"The pain!" he exclaimed, and threw back his head and gave way to a fit of laughter. "By the mass! your politeness drowns me. But I like you, Richard, as I have said more than once. I believe your brutal straight-dealing has more to do with my predilection than aught else. For I have seen a deal of rogues in my day."

"And they have seen a deal of you, Mr. Allen."

"So they have," he cried, and laughed the more. "Egad, Miss Dorothy, you have saved all of him, I think." Then he swung round upon me, very careless. "Has your Uncle Grafton called to express his sympathies, Richard?" he asked.

That name brought a cry out of my head, Dolly seizing the arm of her chair.

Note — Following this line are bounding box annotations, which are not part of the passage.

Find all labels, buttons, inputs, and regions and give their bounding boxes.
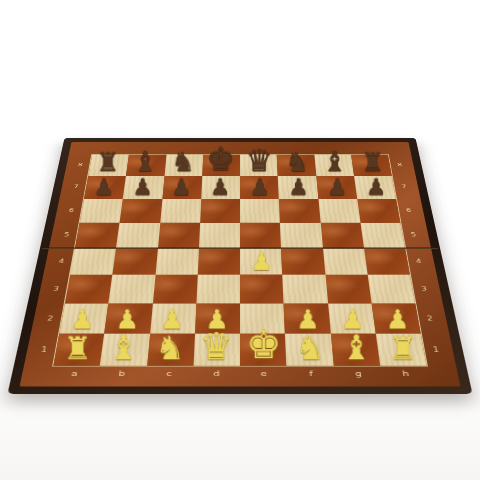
piece-black-rook-a8[interactable]: ♜ [96, 150, 119, 176]
piece-black-pawn-h7[interactable]: ♟ [366, 176, 386, 199]
square-c1[interactable]: ♞ [147, 333, 195, 365]
board-frame: ♜♝♞♚♛♞♝♜♟♟♟♟♟♟♟♟♟♟♟♟♟♟♟♟♜♝♞♛♚♞♝♜ abcdefg… [7, 138, 472, 394]
square-b5[interactable] [116, 223, 160, 248]
rank-label-right-6: 6 [401, 199, 417, 223]
square-d6[interactable] [200, 199, 240, 223]
piece-black-pawn-c7[interactable]: ♟ [171, 176, 191, 199]
square-a6[interactable] [80, 199, 123, 223]
rank-label-right-8: 8 [392, 154, 407, 176]
rank-label-left-1: 1 [34, 334, 54, 366]
square-d4[interactable] [198, 248, 240, 275]
file-label-b: b [98, 370, 146, 378]
piece-black-pawn-b7[interactable]: ♟ [132, 176, 152, 199]
square-g4[interactable] [323, 248, 368, 275]
rank-label-right-1: 1 [426, 334, 446, 366]
rank-label-right-5: 5 [405, 223, 422, 248]
piece-black-pawn-a7[interactable]: ♟ [93, 176, 113, 199]
square-d3[interactable] [196, 275, 240, 303]
square-c4[interactable] [155, 248, 199, 275]
file-label-f: f [287, 370, 335, 378]
square-b1[interactable]: ♝ [100, 333, 150, 365]
square-h4[interactable] [364, 248, 410, 275]
square-f3[interactable] [282, 275, 327, 303]
square-b6[interactable] [120, 199, 162, 223]
square-c5[interactable] [158, 223, 200, 248]
product-photo: ♜♝♞♚♛♞♝♜♟♟♟♟♟♟♟♟♟♟♟♟♟♟♟♟♜♝♞♛♚♞♝♜ abcdefg… [0, 0, 480, 480]
square-a8[interactable]: ♜ [88, 155, 129, 176]
square-g3[interactable] [325, 275, 371, 303]
square-c3[interactable] [152, 275, 197, 303]
piece-black-pawn-e7[interactable]: ♟ [249, 176, 269, 199]
file-label-a: a [50, 370, 99, 378]
board-squares: ♜♝♞♚♛♞♝♜♟♟♟♟♟♟♟♟♟♟♟♟♟♟♟♟♜♝♞♛♚♞♝♜ [52, 154, 428, 366]
rank-label-right-4: 4 [410, 248, 427, 275]
piece-white-pawn-h2[interactable]: ♟ [386, 306, 410, 332]
piece-black-rook-h8[interactable]: ♜ [361, 150, 384, 176]
piece-black-pawn-g7[interactable]: ♟ [327, 176, 347, 199]
square-a5[interactable] [75, 223, 120, 248]
file-label-g: g [334, 370, 382, 378]
file-label-e: e [240, 370, 287, 378]
rank-label-left-4: 4 [53, 248, 70, 275]
square-f7[interactable]: ♟ [278, 176, 318, 199]
piece-black-king-d8[interactable]: ♚ [207, 143, 236, 175]
square-f6[interactable] [279, 199, 320, 223]
square-d1[interactable]: ♛ [193, 333, 240, 365]
square-f5[interactable] [280, 223, 322, 248]
square-g7[interactable]: ♟ [316, 176, 357, 199]
rank-label-left-6: 6 [63, 199, 79, 223]
file-label-c: c [145, 370, 193, 378]
square-c8[interactable]: ♞ [164, 155, 203, 176]
square-f8[interactable]: ♞ [277, 155, 316, 176]
square-h1[interactable]: ♜ [376, 333, 427, 365]
piece-black-bishop-b8[interactable]: ♝ [133, 148, 158, 176]
square-h5[interactable] [360, 223, 405, 248]
piece-white-knight-f1[interactable]: ♞ [295, 332, 324, 365]
piece-white-knight-c1[interactable]: ♞ [155, 332, 184, 365]
square-e5[interactable] [240, 223, 281, 248]
square-e6[interactable] [240, 199, 280, 223]
piece-white-rook-a1[interactable]: ♜ [63, 333, 91, 365]
square-e7[interactable]: ♟ [240, 176, 279, 199]
piece-white-rook-h1[interactable]: ♜ [389, 333, 417, 365]
piece-white-bishop-b1[interactable]: ♝ [108, 331, 138, 365]
square-b4[interactable] [113, 248, 158, 275]
piece-black-queen-e8[interactable]: ♛ [245, 145, 272, 175]
piece-white-pawn-a2[interactable]: ♟ [70, 306, 94, 332]
piece-white-queen-d1[interactable]: ♛ [200, 328, 233, 365]
rank-label-left-7: 7 [68, 176, 84, 199]
square-f1[interactable]: ♞ [285, 333, 333, 365]
piece-black-pawn-f7[interactable]: ♟ [288, 176, 308, 199]
rank-label-left-3: 3 [47, 275, 65, 304]
square-h3[interactable] [367, 275, 415, 303]
piece-white-pawn-e4[interactable]: ♟ [250, 249, 272, 274]
square-b8[interactable]: ♝ [126, 155, 166, 176]
rank-label-right-7: 7 [396, 176, 412, 199]
square-e1[interactable]: ♚ [240, 333, 287, 365]
square-g6[interactable] [318, 199, 360, 223]
square-d8[interactable]: ♚ [202, 155, 240, 176]
square-d5[interactable] [199, 223, 240, 248]
square-g5[interactable] [320, 223, 364, 248]
square-e8[interactable]: ♛ [240, 155, 278, 176]
square-c6[interactable] [160, 199, 201, 223]
file-labels: abcdefgh [50, 368, 430, 379]
piece-black-bishop-g8[interactable]: ♝ [322, 148, 347, 176]
square-h6[interactable] [357, 199, 400, 223]
square-g8[interactable]: ♝ [314, 155, 354, 176]
square-c7[interactable]: ♟ [162, 176, 202, 199]
rank-label-left-2: 2 [41, 304, 60, 334]
rank-label-left-5: 5 [58, 223, 75, 248]
piece-black-knight-f8[interactable]: ♞ [285, 149, 309, 176]
square-a7[interactable]: ♟ [84, 176, 126, 199]
rank-label-right-3: 3 [415, 275, 433, 304]
square-f4[interactable] [281, 248, 325, 275]
piece-black-pawn-d7[interactable]: ♟ [210, 176, 230, 199]
file-label-h: h [381, 370, 430, 378]
square-g1[interactable]: ♝ [330, 333, 380, 365]
square-e3[interactable] [240, 275, 284, 303]
rank-label-right-2: 2 [421, 304, 440, 334]
chess-board: ♜♝♞♚♛♞♝♜♟♟♟♟♟♟♟♟♟♟♟♟♟♟♟♟♜♝♞♛♚♞♝♜ abcdefg… [7, 138, 472, 394]
square-b3[interactable] [109, 275, 155, 303]
piece-white-king-e1[interactable]: ♚ [246, 325, 281, 365]
square-h7[interactable]: ♟ [354, 176, 396, 199]
file-label-d: d [193, 370, 240, 378]
piece-white-bishop-g1[interactable]: ♝ [341, 331, 371, 365]
rank-label-left-8: 8 [73, 154, 88, 176]
square-a4[interactable] [70, 248, 116, 275]
square-b7[interactable]: ♟ [123, 176, 164, 199]
square-e4[interactable]: ♟ [240, 248, 282, 275]
square-d7[interactable]: ♟ [201, 176, 240, 199]
board-border: ♜♝♞♚♛♞♝♜♟♟♟♟♟♟♟♟♟♟♟♟♟♟♟♟♜♝♞♛♚♞♝♜ abcdefg… [20, 142, 461, 386]
square-a3[interactable] [65, 275, 113, 303]
square-a1[interactable]: ♜ [53, 333, 104, 365]
piece-black-knight-c8[interactable]: ♞ [171, 149, 195, 176]
square-h8[interactable]: ♜ [351, 155, 392, 176]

"Grafton Carvel in London?" I exclaimed.

"Ay, in very pretty lodgings in Jermyn Street, for he has put by enough,
I'll warrant you, despite the loss of his lands. Your aunt is with him,
and his dutiful son, Philip, now broken of his rank in the English army.
They arrived, before yesterday, from New York."

"And to what is this an introduction?" I demanded.

"I merely thought it strange," said Mr. Allen, imperturbably, "that he had not called to inquire after his nephew's health."

Dolly was staring at him, with eyes wide open.

"And pray, how did he discover I was in London, sir?" I said. "I was about to ask how you knew of it, but that is one and the same thing."